It’s amazing what a to-do list can do. Too often if I don’t know what I want to do, I waste the day wandering around my office and grabbing at odds and ends. I may have some plans in mind and some things that need to be done, but I’m not in the mood when I wake up, I let worries distract me, or I get lured out into the gorgeous sunshine just beyond my window.
But if I have a list, I can start at the top and just do it. Checking tasks off when I finish them feels so good, and the pile of projects I’ve finished or moved forward is noticeably taller.
Anybody can make a list, but here are some tips:
- Make a to-do list for each day BEFORE that day, so you can jump right in, ready to go.
- Don’t put more on the list than you can actually do in one day. Be realistic. How long will it take to do each thing, and how long do you have? A to-do list that you can’t finish can be so discouraging that you just give up.
- Prioritize. Make sure the most important things, such as new writing, are at or near the top of the list, so you tackle them when you have the most energy. Put busywork near the end of the day.
- Be flexible. If something turns out to be not worth doing or not possible to do today, take it off the list.
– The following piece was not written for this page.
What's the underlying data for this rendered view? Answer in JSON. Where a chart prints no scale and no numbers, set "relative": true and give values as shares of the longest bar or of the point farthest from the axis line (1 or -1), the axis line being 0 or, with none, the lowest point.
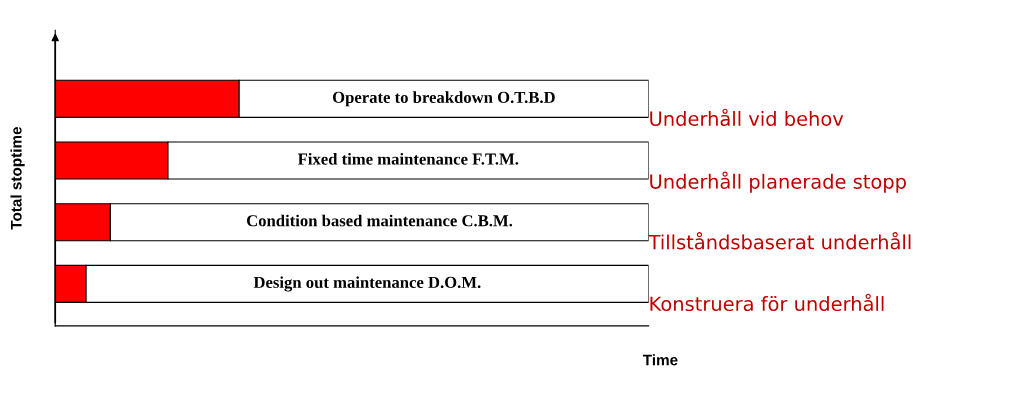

You’re the boss.
- Make another list of things that you’re going to get to some other day and set it aside for another day’s to-do list.
Okay, I’m about to cross off “blog.” My next task is a trip to the post office, and then I get to work on my book.
It doesn’t matter what you write your list on. Put it on your computer, your calendar, a scrap of paper, a white board (my current choice), your phone, your iPad, whatever. Just make the list.